Excerpt from my novel. Setting, 1951. Jimmy was a week old when Maureen had her first day alone with him.
She settled in with him, positioning her arms in the rocker, a pillow supporting the little fellow. This morning, before Phil left for work, she made up a batch of bottles, mixing and stirring and pouring a days supply of ecru colored stuff that made her nostrils pinch when she smelled it. She warmed the bottle in a pan, squirted a little on her wrist to test the temperature and gathered up her hungry son.

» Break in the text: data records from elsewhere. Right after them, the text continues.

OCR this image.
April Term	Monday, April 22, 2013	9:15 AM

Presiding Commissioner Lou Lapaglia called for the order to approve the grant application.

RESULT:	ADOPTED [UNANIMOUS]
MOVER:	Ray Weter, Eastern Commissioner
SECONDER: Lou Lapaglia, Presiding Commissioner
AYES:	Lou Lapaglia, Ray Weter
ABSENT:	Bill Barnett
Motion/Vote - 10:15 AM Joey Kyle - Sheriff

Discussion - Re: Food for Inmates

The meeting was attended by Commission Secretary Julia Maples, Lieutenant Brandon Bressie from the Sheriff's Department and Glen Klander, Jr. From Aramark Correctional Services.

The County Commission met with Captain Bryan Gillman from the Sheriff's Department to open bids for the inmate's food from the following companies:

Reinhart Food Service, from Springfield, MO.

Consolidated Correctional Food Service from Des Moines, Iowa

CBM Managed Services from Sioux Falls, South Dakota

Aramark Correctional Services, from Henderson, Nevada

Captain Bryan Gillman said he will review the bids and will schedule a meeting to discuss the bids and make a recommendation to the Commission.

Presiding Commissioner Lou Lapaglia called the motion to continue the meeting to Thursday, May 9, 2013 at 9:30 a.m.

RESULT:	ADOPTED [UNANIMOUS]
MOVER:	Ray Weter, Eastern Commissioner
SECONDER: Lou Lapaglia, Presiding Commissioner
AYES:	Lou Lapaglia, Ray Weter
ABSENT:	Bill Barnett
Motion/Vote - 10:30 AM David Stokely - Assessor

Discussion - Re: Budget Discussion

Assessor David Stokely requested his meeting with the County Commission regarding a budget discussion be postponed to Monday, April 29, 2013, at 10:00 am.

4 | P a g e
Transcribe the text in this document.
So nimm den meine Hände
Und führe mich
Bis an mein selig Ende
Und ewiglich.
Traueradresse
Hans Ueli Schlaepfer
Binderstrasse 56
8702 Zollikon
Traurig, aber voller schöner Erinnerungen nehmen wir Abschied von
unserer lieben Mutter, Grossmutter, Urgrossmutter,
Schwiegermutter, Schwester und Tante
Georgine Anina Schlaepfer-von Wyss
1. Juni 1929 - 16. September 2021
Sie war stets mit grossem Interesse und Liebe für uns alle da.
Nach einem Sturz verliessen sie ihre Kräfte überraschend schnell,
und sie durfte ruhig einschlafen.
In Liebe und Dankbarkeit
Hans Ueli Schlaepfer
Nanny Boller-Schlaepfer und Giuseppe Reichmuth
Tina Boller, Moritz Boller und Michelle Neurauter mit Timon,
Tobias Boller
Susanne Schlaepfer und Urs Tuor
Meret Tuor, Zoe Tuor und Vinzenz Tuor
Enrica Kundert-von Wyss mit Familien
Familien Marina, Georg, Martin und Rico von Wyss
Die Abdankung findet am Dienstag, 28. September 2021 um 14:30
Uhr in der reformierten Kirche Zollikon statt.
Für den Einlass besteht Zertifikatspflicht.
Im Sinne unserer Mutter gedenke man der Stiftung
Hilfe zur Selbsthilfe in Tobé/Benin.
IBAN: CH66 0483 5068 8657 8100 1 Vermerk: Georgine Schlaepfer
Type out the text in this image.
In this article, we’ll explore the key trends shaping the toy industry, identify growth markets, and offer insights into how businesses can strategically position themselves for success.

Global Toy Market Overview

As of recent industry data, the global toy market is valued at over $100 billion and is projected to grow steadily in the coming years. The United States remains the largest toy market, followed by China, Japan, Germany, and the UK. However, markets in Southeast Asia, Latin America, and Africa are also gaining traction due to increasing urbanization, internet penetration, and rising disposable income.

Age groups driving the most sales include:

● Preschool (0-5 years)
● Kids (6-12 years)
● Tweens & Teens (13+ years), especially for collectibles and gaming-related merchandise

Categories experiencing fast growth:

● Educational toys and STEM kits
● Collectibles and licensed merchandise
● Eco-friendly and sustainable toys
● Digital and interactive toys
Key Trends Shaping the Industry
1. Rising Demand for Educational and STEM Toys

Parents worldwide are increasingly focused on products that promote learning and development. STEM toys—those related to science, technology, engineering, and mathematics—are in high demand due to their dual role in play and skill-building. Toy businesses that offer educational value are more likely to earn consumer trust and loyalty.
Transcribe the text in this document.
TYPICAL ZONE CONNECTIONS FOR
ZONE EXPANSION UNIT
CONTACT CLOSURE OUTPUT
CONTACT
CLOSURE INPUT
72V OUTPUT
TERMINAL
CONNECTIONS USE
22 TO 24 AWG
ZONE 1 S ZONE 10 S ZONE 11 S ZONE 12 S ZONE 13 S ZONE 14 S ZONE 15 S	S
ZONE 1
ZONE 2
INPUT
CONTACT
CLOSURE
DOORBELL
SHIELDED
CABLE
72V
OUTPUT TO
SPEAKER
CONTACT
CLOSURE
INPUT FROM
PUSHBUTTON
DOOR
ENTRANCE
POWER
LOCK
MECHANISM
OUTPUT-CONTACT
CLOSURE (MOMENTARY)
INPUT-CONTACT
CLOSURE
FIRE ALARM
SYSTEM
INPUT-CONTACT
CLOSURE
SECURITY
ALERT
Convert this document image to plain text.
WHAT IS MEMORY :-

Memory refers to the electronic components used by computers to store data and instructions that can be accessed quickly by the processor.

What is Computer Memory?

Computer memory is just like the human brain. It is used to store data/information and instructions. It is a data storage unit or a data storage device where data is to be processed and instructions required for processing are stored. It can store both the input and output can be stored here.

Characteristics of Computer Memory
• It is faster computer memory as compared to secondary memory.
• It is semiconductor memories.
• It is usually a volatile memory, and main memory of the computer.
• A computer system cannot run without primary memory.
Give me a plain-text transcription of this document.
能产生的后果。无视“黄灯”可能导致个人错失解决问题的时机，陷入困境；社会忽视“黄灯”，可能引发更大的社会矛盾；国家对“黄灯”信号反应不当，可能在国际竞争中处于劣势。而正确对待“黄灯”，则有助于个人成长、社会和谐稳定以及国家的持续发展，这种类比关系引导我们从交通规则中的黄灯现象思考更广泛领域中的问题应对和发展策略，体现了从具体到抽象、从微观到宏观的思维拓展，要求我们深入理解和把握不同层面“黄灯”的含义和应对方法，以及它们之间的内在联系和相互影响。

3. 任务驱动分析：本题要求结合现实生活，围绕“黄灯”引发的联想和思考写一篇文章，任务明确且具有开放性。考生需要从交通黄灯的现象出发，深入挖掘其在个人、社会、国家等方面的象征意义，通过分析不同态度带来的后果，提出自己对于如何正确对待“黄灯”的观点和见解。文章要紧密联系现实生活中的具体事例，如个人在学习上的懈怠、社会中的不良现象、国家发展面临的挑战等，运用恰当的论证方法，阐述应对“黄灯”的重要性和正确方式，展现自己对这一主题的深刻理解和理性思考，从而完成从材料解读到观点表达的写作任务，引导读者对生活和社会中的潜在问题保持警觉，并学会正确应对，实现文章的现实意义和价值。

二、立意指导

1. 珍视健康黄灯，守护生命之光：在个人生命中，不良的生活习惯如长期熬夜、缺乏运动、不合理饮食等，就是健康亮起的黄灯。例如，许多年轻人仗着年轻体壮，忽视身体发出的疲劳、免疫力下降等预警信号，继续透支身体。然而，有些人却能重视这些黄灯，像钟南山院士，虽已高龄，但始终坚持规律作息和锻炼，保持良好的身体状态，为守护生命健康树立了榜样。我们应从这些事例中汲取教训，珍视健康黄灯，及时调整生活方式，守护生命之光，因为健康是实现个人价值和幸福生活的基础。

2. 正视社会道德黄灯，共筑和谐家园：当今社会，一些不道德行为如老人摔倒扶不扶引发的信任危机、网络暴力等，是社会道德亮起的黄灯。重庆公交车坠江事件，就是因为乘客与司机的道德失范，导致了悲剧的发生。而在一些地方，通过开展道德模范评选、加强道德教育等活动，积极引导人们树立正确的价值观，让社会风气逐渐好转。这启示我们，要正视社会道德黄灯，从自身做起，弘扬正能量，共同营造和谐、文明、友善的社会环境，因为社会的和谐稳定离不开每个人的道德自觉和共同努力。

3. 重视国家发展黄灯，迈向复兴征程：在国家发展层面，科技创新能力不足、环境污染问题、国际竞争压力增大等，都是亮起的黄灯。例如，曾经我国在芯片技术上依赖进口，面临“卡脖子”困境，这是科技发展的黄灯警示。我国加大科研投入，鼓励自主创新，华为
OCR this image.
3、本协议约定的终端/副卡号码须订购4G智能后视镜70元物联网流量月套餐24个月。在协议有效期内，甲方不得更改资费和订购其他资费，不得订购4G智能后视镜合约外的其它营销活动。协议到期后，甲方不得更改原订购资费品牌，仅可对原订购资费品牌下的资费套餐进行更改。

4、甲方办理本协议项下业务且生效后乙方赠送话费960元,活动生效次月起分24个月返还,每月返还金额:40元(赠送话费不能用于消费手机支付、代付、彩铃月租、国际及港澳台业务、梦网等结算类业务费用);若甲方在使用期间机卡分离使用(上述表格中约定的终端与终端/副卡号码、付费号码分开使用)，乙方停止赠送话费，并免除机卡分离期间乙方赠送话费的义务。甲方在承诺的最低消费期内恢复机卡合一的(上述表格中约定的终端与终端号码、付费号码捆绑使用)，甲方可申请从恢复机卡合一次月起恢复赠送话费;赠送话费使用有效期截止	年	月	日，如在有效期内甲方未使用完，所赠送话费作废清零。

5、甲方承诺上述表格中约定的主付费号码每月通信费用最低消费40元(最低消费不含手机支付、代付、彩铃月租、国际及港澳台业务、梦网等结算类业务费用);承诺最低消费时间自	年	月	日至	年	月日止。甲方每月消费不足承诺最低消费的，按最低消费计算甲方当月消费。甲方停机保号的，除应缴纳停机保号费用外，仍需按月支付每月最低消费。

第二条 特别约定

She held him, squirming, crying, until he caught hold of the rubber nipple and settled into a rhythmic gulping. Soon, he was satisfied. Not quite ready to give up the bottle, but soothed enough to study his mother’s face.
He held her pinky with his tiny fingers. Strong. What a wonder. Someone so little can grab on so tight. His lashes were drying from his hungry cries, fanned out like a star. He was content now. With her free hand she stroked his cheek, velvet against her finger.
Mother and son were all there was to the world. The two of them, bound, caught up in larger arms, graced in a haze of violet light.
Something opened in Maureen. Where, she could not say, but somewhere in her body, in her soul; a movement, an enlargement. The only way to find this place was this, holding her tiny child in her arms, letting him break her heart.
The intensity, the consuming protective passion for this child, almost annihilated her in its fierceness. It could not be possible for her to love anything or anyone else the way she loves this child. No one’s heart could be that big.